Tra maggio e giugno si sono letteralmente volatilizzati miliardi di euro di spese di turisti stranieri in Italia, e il bilancio includendo marzo ed aprile peggiora ulteriormente.

Il saldo nel quadrimestre marzo-giugno 2020 per viaggi per motivi personali (escludendo motivi di cura e studio) si è ridotto a €455 milioni. Nello stesso periodo dell’anno precedente fu pari a €7.161 milioni. Un crollo di proporzioni epocali: in soli quattro mesi, peraltro nemmeno quelli di punta della stagione primaverile-estiva, si registrano 6.706 milioni in meno di spesa netta, data dal saldo tra viaggi degli italiani all’estero e viaggi degli stranieri in Italia. Il saldo complessivo, tenendo anche conto del calo dei viaggi per affari per i quali siamo “viaggiatori netti”, è solo leggermente migliore. Una ecatombe.

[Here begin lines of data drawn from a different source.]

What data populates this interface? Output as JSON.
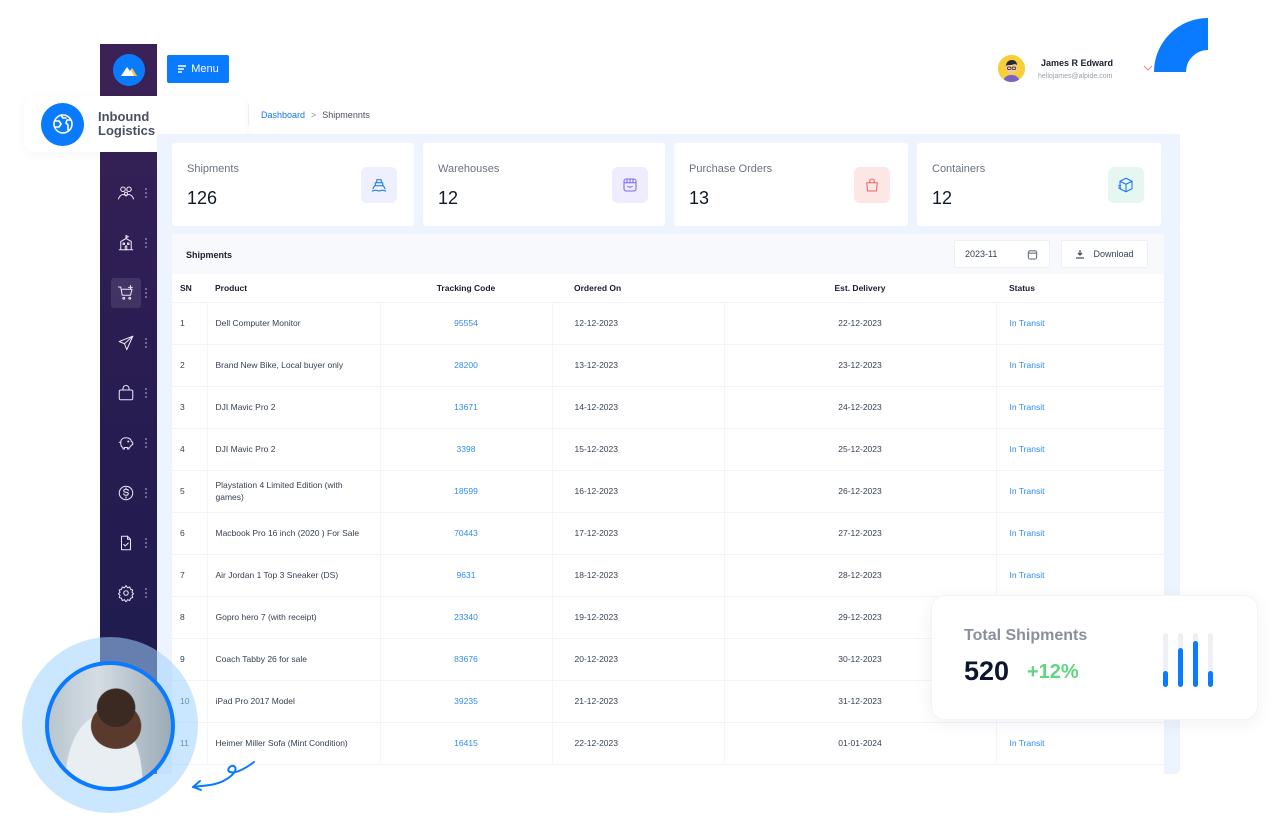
{
  "brand": {
    "name_line1": "Inbound",
    "name_line2": "Logistics",
    "logo_icon": "mountain-logo-icon",
    "globe_icon": "globe-icon"
  },
  "header": {
    "menu_label": "Menu",
    "user": {
      "name": "James R Edward",
      "email": "hellojames@alpide.com"
    }
  },
  "breadcrumb": {
    "parent": "Dashboard",
    "separator": ">",
    "current": "Shipmennts"
  },
  "sidebar": {
    "items": [
      {
        "icon": "users-icon",
        "active": false
      },
      {
        "icon": "building-icon",
        "active": false
      },
      {
        "icon": "cart-add-icon",
        "active": true
      },
      {
        "icon": "send-icon",
        "active": false
      },
      {
        "icon": "bag-icon",
        "active": false
      },
      {
        "icon": "piggy-bank-icon",
        "active": false
      },
      {
        "icon": "dollar-icon",
        "active": false
      },
      {
        "icon": "document-check-icon",
        "active": false
      },
      {
        "icon": "gear-icon",
        "active": false
      }
    ]
  },
  "stats": [
    {
      "label": "Shipments",
      "value": "126",
      "icon": "ship-icon",
      "color": "#1a73e8",
      "bg": "#eef0fd"
    },
    {
      "label": "Warehouses",
      "value": "12",
      "icon": "store-icon",
      "color": "#7b6cf0",
      "bg": "#efedfd"
    },
    {
      "label": "Purchase Orders",
      "value": "13",
      "icon": "shopping-bag-icon",
      "color": "#f0655a",
      "bg": "#fde6e6"
    },
    {
      "label": "Containers",
      "value": "12",
      "icon": "box-icon",
      "color": "#1a73e8",
      "bg": "#e6f7f1"
    }
  ],
  "table": {
    "title": "Shipments",
    "date_filter": "2023-11",
    "download_label": "Download",
    "columns": [
      "SN",
      "Product",
      "Tracking Code",
      "Ordered On",
      "Est. Delivery",
      "Status"
    ],
    "rows": [
      {
        "sn": "1",
        "product": "Dell Computer Monitor",
        "tracking": "95554",
        "ordered": "12-12-2023",
        "delivery": "22-12-2023",
        "status": "In Transit"
      },
      {
        "sn": "2",
        "product": "Brand New Bike, Local buyer only",
        "tracking": "28200",
        "ordered": "13-12-2023",
        "delivery": "23-12-2023",
        "status": "In Transit"
      },
      {
        "sn": "3",
        "product": "DJI Mavic Pro 2",
        "tracking": "13671",
        "ordered": "14-12-2023",
        "delivery": "24-12-2023",
        "status": "In Transit"
      },
      {
        "sn": "4",
        "product": "DJI Mavic Pro 2",
        "tracking": "3398",
        "ordered": "15-12-2023",
        "delivery": "25-12-2023",
        "status": "In Transit"
      },
      {
        "sn": "5",
        "product": "Playstation 4 Limited Edition (with games)",
        "tracking": "18599",
        "ordered": "16-12-2023",
        "delivery": "26-12-2023",
        "status": "In Transit"
      },
      {
        "sn": "6",
        "product": "Macbook Pro 16 inch (2020 ) For Sale",
        "tracking": "70443",
        "ordered": "17-12-2023",
        "delivery": "27-12-2023",
        "status": "In Transit"
      },
      {
        "sn": "7",
        "product": "Air Jordan 1 Top 3 Sneaker (DS)",
        "tracking": "9631",
        "ordered": "18-12-2023",
        "delivery": "28-12-2023",
        "status": "In Transit"
      },
      {
        "sn": "8",
        "product": "Gopro hero 7 (with receipt)",
        "tracking": "23340",
        "ordered": "19-12-2023",
        "delivery": "29-12-2023",
        "status": ""
      },
      {
        "sn": "9",
        "product": "Coach Tabby 26 for sale",
        "tracking": "83676",
        "ordered": "20-12-2023",
        "delivery": "30-12-2023",
        "status": ""
      },
      {
        "sn": "10",
        "product": "iPad Pro 2017 Model",
        "tracking": "39235",
        "ordered": "21-12-2023",
        "delivery": "31-12-2023",
        "status": ""
      },
      {
        "sn": "11",
        "product": "Heimer Miller Sofa (Mint Condition)",
        "tracking": "16415",
        "ordered": "22-12-2023",
        "delivery": "01-01-2024",
        "status": "In Transit"
      }
    ]
  },
  "total_card": {
    "label": "Total Shipments",
    "value": "520",
    "delta": "+12%",
    "delta_color": "#5fd67f",
    "bar_levels": [
      0.3,
      0.72,
      0.86,
      0.3
    ],
    "bar_color": "#0a7bff"
  },
  "colors": {
    "accent": "#0a7bff",
    "sidebar": "#2a1d52",
    "link": "#2e8cf0"
  }
}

Un’idea dell’enormità di questo calo è anche confermata dal confronto con gli stessi mesi della precedente crisi del 2009/2010: il saldo era stato oscillante tra 3,3 e 3,9 miliardi. Ora siamo a poco più di un decimo.

Se si proiettasse questo dato da luglio ad ottobre (tutti mesi in cui nel 2019 il saldo dei viaggi per turismo aveva oscillato tra 2 e 3 miliardi, per un complessivo saldo di € 10.080 milioni), tenendo anche conto delle recenti restrizioni introdotte a cavallo di Ferragosto, è ipotizzabile un’altra perdita di circa 8/9 miliardi.

La somma della perdita già maturata e di quella ipotizzata potrebbe sfiorare i 15/16 miliardi, poco meno del 1% del Pil 2019, solo di minore spesa netta per i viaggi per turismo.

Sulla base di questi dati, appare agevole ipotizzare che il calo del Pil del terzo trimestre, i cui dati preliminari conosceremo il 31 ottobre, riserverà purtroppo amare sorprese ed avremo piena evidenza della totale sottovalutazione, da un lato, e del colpevole ritardo, dall’altro, con cui si è mosso il nostro governo per contrastare questa marea montante sin dalla primavera.